Я стиснул зубы. Злость — та самая холодная афганская злость — шевельнулась внутри.
«Я не офисный планктон. Я — волк. Я строил мосты под огнём».
Я снова поставил чурбак. Вдохнул морозный воздух полной грудью, чувствуя, как расправляются лёгкие, забитые городским смогом. Представил на месте этого куска дерева лицо Стаса, его напомаженную улыбочку. Замах. Удар.
— Хрязь!
Полено разлетелось на две половинки, отскочив в разные стороны.
— О! — кивнула Елена, выпуская струю дыма. — Другой разговор. Поколи полчаса, пока я кашу сварю. Овсянка на воде, без сахара. Тебе сейчас желудок запускать надо, а не деликатесами баловаться.
Она ушла в дом, оставив меня наедине с дровами и моей злостью.
Я колол дрова час. Потом второй. Я взмок. Пот тёк по спине ручьём, щипал глаза. Ладони горели. На больших пальцах вздулись кровавые мозоли. Нежная кожа бизнесмена лопалась, сдираясь о грубое дерево топорища, но я не останавливался.
С каждым ударом из меня выходила грязь, выходил страх, выходила слабость. Я чувствовал, как напрягаются мышцы спины, как кровь — густая и горячая — пробивает забитые холестерином и ядом сосуды.
Я вспоминал, кто я. Я не тот старик в зеркале. Я — тот парень, который мог в одиночку разгрузить вагон цемента. Я — мужик, который своими руками построил первый дом.

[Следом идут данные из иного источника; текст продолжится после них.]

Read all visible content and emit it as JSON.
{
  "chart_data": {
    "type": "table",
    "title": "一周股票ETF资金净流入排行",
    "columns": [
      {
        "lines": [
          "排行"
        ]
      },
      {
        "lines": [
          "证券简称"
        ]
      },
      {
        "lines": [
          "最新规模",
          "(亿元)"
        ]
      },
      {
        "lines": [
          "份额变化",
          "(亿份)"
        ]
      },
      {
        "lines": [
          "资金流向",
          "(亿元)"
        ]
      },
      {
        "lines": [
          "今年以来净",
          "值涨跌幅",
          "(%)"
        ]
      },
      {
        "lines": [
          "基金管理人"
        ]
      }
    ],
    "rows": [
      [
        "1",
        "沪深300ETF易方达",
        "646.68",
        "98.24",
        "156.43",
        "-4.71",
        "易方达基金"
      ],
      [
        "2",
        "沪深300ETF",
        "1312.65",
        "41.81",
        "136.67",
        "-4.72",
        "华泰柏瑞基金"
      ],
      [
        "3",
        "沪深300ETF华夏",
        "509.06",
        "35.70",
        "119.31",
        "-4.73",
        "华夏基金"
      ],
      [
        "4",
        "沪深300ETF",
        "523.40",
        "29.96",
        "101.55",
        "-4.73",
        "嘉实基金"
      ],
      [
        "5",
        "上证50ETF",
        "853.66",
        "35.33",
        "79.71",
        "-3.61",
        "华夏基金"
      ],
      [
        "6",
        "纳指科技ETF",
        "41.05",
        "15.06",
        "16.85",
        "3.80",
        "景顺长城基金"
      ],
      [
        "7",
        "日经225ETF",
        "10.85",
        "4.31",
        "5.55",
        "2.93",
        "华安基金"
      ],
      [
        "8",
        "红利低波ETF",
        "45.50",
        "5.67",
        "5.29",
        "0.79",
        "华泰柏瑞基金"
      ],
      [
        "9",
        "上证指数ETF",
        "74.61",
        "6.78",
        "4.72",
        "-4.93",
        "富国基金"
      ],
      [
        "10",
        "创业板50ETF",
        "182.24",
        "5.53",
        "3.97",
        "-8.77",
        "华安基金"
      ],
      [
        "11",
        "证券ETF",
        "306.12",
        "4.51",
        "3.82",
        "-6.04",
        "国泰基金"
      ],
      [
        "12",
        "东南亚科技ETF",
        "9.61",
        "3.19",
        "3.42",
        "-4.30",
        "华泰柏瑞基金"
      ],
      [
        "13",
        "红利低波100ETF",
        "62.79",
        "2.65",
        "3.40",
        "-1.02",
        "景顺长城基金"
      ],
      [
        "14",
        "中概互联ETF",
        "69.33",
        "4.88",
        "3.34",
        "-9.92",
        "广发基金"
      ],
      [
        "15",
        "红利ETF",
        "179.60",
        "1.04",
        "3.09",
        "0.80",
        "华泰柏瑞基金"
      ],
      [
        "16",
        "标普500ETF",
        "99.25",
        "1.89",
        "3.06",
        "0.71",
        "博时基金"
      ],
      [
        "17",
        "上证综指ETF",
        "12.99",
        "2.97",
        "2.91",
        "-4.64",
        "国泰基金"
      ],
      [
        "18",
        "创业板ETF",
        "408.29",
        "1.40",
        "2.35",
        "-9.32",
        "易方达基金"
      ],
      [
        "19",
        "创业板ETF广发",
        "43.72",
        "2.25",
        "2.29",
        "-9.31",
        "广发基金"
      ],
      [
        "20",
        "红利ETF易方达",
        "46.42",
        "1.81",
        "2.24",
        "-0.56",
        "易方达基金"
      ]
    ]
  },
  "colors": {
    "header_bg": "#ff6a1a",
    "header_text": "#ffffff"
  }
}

Когда я закончил, гора дров выросла до пояса. Руки дрожали. Но теперь это была приятная дрожь усталости, а не паркинсоническая трясучка.
Я вошёл в дом, неся с собой запах мороза и свежих опилок.
— Садись, — Елена поставила на стол миску с серой дымящейся кашей.
Я съел всё, вылизал миску. Казалось, я никогда в жизни не ел ничего вкуснее этой пустой, безвкусной овсянки.
— Теперь слушай боевую задачу, — сказала Елена, наливая мне чай — заваренный на травах, а не из пакетика. — Мы здесь не на курорте: еды — на три дня, денег — ноль. Карты твои, сам понимаешь, заблокированы или отслеживаются. Телефоны мы выбросили.
— У меня есть заначка, — вспомнил я. — Отец всегда хранил…
— Где? — перебила она.
— В сарае, в мастерской. Там сейф оружейный.
Елена хмыкнула:
— Ну, пойдём посмотрим на твои сокровища.